They Say Every Time A Member Of The Mainstream Media Loses His Job, An Angel Gets His Wings…

Here’s David Carr in the New York Times,

“It’s been an especially rotten few days for people who type on deadline. On Tuesday, The Christian Science Monitor announced that, after a century, it would cease publishing a weekday paper. Time Inc., the Olympian home of Time magazine, Fortune, People and Sports Illustrated, announced that it was cutting 600 jobs and reorganizing its staff. And Gannett, the largest newspaper publisher in the country, compounded the grimness by announcing it was laying off 10 percent of its work force — up to 3,000 people.

Clearly, the sky is falling. The question now is how many people will be left to cover it.

It goes on. The day before, the Tribune Company had declared that it would reduce the newsroom of The Los Angeles Times by 75 more people, leaving it approximately half the size it was just seven years ago.

The Star-Ledger of Newark, the 15th-largest paper in the country, which was threatened with closing, will apparently survive, but only after it was announced that the editorial staff would be reduced by 40 percent.

And two weeks ago, TV Guide, one of the famous brand names in magazines, was sold for one dollar, less than the price of a single copy.”

Carr, in a move typical of mainstream media hacks these days, left out another very big story that was a bit too inconvenient to mention: on the 23rd of this month, the New York Times, the very paper he’s writing in, had its “credit rating slashed to junk.”

Standard & Poor’s on Thursday slashed its ratings on the New York Times Co into junk territory and cited concerns about the newspaper publisher’s revenue outlook, after it posted a third-quarter loss.

Moody’s Investors Service also said it may follow the move, adding the publisher faces risks in refinancing its debt.

The New York Times posted a quarterly loss from continuing operations on Thursday and said advertising revenue at its news media group dropped 16 percent for the quarter.

…”It is our estimate that the company’s total revenue will decline in the mid-teens percentage area in 2008 year over year, and that earnings before interest, taxes, depreciation and amortization (after buyout expenditures) will decline by more than 30 percent in 2008 and by about an additional 30 percent well into 2009,” S&P said.

It cut the Times’ rating three notches to “BB-minus,” three levels below investment grade, from “BBB-minus.” The outlook is negative, indicating an additional cut may be likely over the next one-to-two years.

That caught my eye because of something my friend Cara Ellison had written about the NYT back in August,

For the last four quarters, the New York Times’ assets have decreased and debt has increased. At the end of the second quarter, cash and cash equivalents were approximately $42 million and total debt was approximately $1.1 billion. Without knowing exactly how the debt is structured, it is impossible to see the full context, but just glancing at the flat numbers, this is -objectively – a staggeringly terrible ratio. After a series of downgrades on their commercial paper, S&P, Moody’s and Fitch have been threatening to downgrade their debt one notch to junk territory since July. Such a downgrade would be catastrophic.
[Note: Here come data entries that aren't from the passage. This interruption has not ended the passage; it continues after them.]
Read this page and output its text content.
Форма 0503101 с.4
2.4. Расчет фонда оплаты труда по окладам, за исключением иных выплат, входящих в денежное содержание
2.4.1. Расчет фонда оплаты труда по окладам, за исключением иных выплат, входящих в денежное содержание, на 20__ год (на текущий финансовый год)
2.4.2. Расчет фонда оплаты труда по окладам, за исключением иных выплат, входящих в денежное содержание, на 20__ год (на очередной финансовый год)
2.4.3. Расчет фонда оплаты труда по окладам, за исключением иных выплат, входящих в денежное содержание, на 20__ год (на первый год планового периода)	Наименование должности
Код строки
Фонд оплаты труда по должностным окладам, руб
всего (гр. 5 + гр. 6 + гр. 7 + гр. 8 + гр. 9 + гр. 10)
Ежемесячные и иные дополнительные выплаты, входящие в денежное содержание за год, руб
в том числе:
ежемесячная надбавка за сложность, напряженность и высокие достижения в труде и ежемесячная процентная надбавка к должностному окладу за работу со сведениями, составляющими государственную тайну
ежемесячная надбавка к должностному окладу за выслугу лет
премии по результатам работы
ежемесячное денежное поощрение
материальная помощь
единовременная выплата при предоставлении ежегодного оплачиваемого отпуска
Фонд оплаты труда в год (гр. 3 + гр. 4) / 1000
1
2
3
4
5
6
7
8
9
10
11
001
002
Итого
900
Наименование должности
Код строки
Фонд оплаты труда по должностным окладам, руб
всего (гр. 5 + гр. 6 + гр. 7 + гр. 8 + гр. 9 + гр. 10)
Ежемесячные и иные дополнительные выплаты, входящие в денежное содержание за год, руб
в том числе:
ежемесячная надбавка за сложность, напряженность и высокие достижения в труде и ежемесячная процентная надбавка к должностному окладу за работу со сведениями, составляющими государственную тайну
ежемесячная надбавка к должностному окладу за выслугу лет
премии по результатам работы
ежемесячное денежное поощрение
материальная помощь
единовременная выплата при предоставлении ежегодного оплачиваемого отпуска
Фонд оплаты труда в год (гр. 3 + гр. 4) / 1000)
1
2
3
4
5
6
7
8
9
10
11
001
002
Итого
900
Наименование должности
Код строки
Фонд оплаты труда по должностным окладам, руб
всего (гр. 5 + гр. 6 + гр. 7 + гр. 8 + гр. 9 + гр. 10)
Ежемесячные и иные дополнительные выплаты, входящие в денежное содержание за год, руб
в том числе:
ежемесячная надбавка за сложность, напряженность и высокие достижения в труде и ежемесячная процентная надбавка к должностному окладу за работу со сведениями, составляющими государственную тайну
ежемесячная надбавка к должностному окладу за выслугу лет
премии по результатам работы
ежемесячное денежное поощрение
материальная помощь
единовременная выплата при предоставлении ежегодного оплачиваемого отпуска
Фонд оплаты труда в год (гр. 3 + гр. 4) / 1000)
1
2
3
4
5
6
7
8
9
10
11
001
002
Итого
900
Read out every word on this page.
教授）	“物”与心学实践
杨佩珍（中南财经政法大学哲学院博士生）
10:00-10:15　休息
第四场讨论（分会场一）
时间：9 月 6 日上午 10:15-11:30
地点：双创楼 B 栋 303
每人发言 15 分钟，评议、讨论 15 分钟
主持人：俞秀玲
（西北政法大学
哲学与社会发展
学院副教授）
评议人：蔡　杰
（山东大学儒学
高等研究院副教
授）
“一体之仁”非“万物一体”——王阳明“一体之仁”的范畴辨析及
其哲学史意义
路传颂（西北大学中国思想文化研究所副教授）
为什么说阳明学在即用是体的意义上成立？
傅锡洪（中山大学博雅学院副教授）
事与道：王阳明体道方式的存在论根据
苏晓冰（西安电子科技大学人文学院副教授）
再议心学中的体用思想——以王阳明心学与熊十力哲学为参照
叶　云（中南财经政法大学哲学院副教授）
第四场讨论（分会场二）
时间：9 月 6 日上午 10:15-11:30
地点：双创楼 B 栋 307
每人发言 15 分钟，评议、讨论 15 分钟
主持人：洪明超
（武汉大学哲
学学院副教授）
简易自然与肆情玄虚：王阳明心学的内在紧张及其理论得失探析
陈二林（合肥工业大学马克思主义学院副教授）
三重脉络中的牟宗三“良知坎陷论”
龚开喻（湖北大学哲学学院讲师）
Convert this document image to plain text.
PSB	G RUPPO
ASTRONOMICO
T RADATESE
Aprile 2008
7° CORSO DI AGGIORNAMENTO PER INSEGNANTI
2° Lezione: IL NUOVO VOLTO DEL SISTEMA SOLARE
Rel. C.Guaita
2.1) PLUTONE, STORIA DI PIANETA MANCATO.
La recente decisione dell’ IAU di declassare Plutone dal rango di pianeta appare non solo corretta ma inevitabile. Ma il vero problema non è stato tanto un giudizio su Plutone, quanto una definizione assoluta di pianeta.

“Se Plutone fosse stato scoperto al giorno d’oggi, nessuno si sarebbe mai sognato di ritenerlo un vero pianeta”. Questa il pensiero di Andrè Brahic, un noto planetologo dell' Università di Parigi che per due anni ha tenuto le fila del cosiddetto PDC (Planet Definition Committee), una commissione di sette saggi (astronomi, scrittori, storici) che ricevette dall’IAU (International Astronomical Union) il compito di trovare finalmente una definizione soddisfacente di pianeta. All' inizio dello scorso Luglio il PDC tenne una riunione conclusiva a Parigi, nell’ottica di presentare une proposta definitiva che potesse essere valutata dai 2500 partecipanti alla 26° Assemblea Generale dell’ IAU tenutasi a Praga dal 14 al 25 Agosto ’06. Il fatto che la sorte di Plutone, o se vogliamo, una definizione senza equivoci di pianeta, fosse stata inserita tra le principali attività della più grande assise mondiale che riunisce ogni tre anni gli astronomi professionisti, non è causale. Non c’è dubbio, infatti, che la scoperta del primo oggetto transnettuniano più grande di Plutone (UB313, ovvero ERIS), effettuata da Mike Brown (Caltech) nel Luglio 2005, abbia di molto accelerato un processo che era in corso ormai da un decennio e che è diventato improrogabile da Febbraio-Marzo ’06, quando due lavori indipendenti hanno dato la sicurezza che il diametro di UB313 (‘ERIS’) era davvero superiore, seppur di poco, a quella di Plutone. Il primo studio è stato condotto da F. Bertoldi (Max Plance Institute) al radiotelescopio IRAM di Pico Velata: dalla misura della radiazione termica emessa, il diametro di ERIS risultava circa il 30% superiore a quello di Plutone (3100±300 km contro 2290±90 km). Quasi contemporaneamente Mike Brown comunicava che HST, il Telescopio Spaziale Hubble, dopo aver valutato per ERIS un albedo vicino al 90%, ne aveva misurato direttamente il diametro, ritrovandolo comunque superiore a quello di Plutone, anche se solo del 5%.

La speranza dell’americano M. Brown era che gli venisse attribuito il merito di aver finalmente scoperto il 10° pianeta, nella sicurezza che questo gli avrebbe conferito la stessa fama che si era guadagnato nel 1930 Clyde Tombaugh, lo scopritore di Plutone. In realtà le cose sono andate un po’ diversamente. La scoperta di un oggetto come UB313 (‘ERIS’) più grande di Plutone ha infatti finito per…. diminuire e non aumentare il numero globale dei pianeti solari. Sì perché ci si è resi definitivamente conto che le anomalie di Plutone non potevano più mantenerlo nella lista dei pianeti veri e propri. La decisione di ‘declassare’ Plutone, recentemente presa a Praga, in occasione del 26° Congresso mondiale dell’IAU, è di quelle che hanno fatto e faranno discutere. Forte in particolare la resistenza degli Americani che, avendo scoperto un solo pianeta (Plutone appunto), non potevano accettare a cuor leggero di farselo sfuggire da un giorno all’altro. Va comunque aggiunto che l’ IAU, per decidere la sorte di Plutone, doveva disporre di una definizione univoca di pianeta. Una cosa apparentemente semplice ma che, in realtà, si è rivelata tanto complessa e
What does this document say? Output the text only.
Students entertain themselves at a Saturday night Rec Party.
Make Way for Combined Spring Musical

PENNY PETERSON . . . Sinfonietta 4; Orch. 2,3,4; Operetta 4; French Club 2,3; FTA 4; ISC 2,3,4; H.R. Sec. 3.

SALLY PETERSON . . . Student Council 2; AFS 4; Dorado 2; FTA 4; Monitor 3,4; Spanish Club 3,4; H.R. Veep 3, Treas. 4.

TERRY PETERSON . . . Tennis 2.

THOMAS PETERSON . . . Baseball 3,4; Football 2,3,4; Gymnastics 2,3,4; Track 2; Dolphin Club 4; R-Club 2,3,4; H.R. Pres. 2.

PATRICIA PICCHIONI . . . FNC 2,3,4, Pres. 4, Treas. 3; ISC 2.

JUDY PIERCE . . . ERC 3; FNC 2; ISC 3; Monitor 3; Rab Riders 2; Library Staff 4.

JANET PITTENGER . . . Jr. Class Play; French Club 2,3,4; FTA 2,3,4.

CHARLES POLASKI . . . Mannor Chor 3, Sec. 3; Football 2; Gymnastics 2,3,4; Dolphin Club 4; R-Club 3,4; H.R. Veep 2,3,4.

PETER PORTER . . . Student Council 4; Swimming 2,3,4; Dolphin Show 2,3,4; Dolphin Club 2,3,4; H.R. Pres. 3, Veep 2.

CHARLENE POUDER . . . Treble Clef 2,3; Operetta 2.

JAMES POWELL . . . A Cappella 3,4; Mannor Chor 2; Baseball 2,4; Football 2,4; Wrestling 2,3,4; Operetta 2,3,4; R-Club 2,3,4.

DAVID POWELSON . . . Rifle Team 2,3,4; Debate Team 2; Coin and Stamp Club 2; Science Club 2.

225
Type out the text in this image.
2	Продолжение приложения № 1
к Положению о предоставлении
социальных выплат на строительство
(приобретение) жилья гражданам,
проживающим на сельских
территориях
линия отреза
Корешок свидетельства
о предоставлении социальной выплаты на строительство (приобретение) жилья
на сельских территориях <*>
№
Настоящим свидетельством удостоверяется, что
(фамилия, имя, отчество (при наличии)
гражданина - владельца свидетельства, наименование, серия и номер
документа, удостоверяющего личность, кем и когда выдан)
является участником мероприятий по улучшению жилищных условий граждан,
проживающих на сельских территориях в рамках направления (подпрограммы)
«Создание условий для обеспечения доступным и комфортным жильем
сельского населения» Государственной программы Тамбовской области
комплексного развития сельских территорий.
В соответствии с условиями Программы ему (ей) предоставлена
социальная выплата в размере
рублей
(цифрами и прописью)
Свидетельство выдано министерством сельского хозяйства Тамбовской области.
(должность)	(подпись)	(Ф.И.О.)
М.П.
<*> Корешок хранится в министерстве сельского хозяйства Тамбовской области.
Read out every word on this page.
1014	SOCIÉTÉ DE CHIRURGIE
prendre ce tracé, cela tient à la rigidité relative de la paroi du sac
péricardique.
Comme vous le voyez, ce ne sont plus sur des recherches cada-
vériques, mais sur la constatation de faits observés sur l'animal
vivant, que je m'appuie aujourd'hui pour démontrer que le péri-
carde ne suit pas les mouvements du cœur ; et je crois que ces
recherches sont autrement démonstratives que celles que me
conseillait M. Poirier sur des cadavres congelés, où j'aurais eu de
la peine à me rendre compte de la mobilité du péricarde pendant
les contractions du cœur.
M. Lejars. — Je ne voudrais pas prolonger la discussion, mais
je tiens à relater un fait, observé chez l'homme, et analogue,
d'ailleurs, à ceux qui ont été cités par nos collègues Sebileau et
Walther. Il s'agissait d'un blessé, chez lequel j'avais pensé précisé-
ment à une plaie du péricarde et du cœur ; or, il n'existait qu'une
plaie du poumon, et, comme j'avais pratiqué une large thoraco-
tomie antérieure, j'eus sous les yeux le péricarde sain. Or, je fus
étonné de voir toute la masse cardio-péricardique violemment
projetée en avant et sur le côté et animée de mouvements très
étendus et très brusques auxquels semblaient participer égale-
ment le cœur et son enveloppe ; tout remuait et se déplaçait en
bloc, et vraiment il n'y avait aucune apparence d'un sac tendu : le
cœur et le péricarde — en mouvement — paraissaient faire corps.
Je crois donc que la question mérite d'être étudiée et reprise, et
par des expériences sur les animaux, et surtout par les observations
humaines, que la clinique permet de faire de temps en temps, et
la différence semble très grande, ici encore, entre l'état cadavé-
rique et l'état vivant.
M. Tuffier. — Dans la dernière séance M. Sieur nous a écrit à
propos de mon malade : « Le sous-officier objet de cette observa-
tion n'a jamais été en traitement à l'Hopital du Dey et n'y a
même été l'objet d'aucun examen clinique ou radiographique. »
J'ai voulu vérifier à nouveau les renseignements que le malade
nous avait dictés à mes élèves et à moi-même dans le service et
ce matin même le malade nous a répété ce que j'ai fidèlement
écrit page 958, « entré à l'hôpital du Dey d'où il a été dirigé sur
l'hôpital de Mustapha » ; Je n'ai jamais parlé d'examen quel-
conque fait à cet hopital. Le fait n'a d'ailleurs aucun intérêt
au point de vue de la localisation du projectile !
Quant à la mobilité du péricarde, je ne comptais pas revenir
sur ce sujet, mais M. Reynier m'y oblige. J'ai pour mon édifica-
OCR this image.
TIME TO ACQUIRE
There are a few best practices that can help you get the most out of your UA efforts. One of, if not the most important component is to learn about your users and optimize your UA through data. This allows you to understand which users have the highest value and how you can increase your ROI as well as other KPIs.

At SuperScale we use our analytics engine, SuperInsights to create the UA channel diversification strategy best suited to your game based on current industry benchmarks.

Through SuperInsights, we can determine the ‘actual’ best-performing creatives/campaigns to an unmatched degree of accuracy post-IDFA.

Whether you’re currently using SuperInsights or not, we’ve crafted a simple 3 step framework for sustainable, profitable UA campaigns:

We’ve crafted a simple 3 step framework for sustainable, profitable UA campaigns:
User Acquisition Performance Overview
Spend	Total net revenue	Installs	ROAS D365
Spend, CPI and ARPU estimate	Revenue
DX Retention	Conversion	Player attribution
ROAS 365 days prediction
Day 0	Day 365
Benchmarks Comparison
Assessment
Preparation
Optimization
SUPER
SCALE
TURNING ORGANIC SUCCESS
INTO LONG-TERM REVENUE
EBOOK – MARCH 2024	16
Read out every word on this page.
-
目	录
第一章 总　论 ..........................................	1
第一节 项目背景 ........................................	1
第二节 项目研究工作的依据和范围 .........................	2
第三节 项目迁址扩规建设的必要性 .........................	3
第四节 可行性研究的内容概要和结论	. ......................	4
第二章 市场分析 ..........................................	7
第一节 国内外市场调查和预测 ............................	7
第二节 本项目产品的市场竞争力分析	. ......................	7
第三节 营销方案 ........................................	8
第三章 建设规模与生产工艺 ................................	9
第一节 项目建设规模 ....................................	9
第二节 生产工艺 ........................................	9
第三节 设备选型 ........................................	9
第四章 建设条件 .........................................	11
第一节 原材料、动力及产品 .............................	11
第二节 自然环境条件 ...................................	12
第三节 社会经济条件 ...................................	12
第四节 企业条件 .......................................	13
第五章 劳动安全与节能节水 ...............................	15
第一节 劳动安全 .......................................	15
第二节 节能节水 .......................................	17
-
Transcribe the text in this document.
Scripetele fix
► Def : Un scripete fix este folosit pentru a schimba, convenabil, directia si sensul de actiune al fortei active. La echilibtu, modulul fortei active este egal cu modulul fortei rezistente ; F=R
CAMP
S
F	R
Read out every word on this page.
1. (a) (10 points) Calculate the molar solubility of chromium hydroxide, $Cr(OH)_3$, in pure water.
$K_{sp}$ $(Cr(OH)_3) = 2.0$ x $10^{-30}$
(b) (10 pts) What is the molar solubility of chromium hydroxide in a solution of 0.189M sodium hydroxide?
…I believe the New York Times is in imminent danger of collapse. I believe that unless something dramatic happens within the next quarter, their debt will be downgraded to junk. Once that happens, a collapse is virtually unavoidable. A run on the bank will ensue and the company will go bankrupt. There will be no government bailout a la Fannie Mae and Bear Stearns. It will simply cease to exist.

Cara correctly predicted that the New York Times would be downgraded to junk, but is she correct that the paper is destined to collapse? Maybe. It certainly seems hard to see how a fading business with over a billion dollars of debt, in a dying industry, is going to keep its head above water when it only made 10 million dollars last quarter.

As far as I’m concerned, the New York Times can’t go belly-up fast enough to suit me — and that goes for most of the rest of the mainstream media outlets out there.

These papers have stuck to a non-functional revenue model, they’ve sneered at bloggers, and they’ve completely abandoned any and all attempts to be objective in order to act as flacks for the Democratic Party. That’s why, every time I read a story about journalists being laid off, I give a little silent cheer. There are few people in America, outside of the members of Congress and radical professors at colleges across the country, who deserve to be put out of work more than the people at newspapers across this country.

PS: No, I’m not predicting newspapers will go away. The old media is always going to be there although it will probably get much leaner and more web based in the future.

PS #2: I’d suggest that conservatives help move these papers along into bankruptcy by refusing to buy subscriptions to the print versions of the papers and using Craigslist to post classified ads. If you absolutely have to look at a paper, use the internet version where possible because they don’t get as much revenue from the net — mostly because it’s much harder to lie about the number of people that are seeing the ads.